The Black Sea SIERRA consortium assembles 7 organizations from 3 EU countries (RO, BG and IT) and from 2 non – EU countries (UA and TR) consisting of 1 R&D institute (COO - RO), 3 academies (RO, BG, UA) and 3 universities (TR, IT, RO) demonstrating a high-level expertise and providing the required infrastructure to support the project objectives implementation. The consortium is built on a strong and well-established network of partners, its composition reflects a concrete sense of complementarity and it provides an evidence of operational maturity and effectiveness and a well thought distribution of capacity and duties to assure the best outcomes and best practices are accomplished.

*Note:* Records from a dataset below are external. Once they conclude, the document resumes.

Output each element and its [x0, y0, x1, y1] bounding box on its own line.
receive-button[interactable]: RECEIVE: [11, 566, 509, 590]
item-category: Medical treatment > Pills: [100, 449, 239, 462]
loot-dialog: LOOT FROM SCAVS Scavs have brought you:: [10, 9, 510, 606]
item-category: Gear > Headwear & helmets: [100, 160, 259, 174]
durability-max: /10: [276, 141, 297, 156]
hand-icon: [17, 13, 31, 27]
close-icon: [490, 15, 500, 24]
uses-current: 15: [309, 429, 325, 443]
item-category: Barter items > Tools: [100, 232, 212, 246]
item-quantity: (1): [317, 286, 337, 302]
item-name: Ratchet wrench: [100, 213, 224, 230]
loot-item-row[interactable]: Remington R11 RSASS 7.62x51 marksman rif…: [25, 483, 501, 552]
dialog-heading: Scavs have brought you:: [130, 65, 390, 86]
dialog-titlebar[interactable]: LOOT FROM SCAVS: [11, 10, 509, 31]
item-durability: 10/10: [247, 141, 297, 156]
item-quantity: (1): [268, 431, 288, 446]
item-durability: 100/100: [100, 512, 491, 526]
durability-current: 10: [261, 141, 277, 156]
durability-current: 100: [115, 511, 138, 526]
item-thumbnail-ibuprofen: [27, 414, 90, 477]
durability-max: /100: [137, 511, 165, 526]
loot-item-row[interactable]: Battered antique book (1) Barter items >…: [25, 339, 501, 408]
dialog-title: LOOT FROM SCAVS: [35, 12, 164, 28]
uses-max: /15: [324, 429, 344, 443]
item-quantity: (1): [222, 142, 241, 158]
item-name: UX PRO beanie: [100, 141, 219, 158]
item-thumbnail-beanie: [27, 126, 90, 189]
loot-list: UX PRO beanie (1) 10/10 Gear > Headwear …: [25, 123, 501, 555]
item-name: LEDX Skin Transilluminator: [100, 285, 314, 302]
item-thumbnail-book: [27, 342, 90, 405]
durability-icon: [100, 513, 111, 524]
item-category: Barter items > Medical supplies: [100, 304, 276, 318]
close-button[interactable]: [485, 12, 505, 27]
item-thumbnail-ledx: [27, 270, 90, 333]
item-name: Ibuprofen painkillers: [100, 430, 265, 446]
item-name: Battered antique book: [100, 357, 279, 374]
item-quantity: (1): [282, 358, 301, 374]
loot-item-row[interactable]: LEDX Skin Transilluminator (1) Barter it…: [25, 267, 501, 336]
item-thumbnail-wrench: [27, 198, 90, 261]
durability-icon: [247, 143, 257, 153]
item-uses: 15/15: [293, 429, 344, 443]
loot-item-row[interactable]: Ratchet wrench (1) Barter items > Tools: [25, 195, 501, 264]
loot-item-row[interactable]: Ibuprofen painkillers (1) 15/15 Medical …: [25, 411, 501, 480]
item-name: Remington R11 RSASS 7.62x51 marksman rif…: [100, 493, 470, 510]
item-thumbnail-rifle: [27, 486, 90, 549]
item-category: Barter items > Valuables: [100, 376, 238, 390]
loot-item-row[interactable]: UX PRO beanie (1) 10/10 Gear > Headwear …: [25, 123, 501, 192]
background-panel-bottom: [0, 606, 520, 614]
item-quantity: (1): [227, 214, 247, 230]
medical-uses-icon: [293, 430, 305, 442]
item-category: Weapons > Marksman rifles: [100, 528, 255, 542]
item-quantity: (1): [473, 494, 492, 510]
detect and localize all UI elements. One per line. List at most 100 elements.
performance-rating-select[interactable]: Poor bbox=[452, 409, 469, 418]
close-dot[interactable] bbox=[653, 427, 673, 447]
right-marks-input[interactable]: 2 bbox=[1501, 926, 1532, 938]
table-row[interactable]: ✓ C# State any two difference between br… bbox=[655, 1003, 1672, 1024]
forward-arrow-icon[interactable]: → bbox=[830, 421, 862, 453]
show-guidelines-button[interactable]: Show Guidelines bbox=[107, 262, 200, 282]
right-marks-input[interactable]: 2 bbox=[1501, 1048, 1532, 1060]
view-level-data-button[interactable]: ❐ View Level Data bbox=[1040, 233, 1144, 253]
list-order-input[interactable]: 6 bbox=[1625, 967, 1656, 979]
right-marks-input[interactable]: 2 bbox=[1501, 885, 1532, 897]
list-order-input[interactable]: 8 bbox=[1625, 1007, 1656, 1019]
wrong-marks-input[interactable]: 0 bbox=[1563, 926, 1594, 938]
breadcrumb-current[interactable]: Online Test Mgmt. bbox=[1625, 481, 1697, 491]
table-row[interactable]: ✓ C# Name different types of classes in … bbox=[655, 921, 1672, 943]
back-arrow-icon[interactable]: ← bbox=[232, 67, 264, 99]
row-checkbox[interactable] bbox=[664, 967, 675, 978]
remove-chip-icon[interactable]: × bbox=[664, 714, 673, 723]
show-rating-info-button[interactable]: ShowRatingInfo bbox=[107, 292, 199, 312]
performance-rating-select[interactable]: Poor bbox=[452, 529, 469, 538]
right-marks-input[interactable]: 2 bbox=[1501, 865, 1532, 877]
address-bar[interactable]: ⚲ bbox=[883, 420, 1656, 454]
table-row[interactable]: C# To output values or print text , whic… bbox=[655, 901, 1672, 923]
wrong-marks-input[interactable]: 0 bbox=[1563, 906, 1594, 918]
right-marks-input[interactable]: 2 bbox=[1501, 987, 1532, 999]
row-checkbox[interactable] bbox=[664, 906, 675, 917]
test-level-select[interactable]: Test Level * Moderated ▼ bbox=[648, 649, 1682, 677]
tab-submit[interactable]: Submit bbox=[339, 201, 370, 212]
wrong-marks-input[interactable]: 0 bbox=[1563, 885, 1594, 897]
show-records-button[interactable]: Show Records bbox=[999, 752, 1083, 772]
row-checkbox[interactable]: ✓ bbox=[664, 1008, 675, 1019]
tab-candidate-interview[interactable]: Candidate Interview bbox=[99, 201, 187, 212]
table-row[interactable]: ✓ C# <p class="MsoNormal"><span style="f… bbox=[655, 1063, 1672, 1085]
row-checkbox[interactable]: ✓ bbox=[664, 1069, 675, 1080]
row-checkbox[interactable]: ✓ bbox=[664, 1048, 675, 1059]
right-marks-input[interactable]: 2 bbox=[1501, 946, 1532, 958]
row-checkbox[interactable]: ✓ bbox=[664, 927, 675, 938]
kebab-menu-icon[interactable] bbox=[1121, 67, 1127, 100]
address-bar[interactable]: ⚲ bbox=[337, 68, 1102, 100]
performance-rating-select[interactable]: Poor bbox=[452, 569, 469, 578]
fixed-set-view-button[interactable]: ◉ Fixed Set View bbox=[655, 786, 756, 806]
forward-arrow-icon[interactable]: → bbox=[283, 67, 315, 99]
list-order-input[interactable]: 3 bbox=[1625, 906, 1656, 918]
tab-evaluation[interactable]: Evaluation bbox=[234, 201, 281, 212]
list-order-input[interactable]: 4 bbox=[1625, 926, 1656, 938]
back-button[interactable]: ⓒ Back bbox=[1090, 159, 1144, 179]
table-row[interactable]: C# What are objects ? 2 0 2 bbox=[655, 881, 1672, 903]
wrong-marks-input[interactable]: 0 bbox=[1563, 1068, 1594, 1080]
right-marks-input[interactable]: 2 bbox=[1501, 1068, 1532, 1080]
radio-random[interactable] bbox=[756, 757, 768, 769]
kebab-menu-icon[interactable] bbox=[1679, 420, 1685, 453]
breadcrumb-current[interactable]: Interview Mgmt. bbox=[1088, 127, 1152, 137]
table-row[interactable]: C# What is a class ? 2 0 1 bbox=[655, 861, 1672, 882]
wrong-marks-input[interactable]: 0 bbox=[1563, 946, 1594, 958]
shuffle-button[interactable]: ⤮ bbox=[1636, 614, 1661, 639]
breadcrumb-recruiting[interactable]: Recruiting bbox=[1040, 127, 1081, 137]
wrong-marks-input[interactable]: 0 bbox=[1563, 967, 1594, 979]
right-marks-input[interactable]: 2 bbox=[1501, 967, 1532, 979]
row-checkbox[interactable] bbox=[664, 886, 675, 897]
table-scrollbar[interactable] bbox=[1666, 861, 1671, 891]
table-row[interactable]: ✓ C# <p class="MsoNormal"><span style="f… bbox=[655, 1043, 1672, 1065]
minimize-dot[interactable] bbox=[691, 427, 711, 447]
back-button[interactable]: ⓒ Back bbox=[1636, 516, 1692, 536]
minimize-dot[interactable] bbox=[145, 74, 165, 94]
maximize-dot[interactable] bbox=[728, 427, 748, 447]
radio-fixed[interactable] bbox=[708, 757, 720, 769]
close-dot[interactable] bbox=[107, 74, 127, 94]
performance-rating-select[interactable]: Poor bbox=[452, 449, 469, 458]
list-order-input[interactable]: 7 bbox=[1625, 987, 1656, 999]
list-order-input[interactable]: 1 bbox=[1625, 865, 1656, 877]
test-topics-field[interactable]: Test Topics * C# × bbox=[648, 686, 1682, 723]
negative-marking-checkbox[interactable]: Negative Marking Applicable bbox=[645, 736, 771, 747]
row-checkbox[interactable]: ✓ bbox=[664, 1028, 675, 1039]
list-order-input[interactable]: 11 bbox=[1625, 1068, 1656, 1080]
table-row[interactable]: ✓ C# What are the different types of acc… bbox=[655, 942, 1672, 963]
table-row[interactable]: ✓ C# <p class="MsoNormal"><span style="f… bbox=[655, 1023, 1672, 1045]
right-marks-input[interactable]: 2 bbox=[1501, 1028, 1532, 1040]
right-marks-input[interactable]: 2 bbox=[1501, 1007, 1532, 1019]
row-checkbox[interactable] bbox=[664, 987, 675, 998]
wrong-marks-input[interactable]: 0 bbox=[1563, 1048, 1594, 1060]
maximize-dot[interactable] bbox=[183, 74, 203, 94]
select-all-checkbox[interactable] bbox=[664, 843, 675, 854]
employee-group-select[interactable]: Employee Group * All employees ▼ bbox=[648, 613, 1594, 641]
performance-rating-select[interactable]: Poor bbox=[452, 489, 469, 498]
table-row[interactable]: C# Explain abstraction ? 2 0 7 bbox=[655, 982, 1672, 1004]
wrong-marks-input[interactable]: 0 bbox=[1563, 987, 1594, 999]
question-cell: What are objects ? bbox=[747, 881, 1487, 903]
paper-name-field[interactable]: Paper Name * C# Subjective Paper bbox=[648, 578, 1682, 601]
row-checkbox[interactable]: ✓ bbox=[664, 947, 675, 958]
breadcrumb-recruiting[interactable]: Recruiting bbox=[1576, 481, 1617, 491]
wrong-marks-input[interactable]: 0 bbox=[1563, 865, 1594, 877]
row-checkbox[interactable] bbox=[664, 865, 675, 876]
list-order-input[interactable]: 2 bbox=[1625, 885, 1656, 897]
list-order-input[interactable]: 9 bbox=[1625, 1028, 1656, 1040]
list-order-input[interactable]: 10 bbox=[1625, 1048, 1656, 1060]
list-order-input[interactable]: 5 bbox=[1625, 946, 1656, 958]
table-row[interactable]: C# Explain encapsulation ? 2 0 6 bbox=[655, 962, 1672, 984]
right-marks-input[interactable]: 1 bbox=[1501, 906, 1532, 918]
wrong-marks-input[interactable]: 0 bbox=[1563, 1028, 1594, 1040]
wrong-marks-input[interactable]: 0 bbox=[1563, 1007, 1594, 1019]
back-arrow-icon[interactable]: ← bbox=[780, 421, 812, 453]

The Black Sea SIERRA project will prepare and adapt decision-makers' response capacity to current/emerging marine pollution, by coordinated cross-border response to armed conflict contamination. The consortium, by Black Sea (RO, BG, UA, TR) and Mediterranean experience (IT), lists two priorities:
• Identifying specific types of marine pollution, including war related contaminants, on an area of cca. 90,000 km2 along the Black Sea shoreline (territorial, international waters), tributary rivers, and lagoons; Quantifying added marine pollution from armed conflicts, by detecting new contaminants and by hotspot diachronic and synchronic assays of undisturbed core sediments (thru project risk maps); Detection/assay of novel hazardous substances: war-generated/emerging contaminants, microplastics, pesticides, to assess the impact/threats on key marine biodiversity; A map of underwater noise pollution will assess its impact on biodiversity (dolphins);
• The research in demand grants premises to the management plan and training curricula and outputs on armed conflict contribution to marine pollution; Providing a handbook on marine pollution assessment methodology and sources, including armed conflicts in the Black Sea region; Development of remedial measures to be implemented by competent authorities; Conducting training workshops and meetings with decisional stakeholders and policymakers to increase response capacity, and to optimize cooperation of Black Sea participant countries.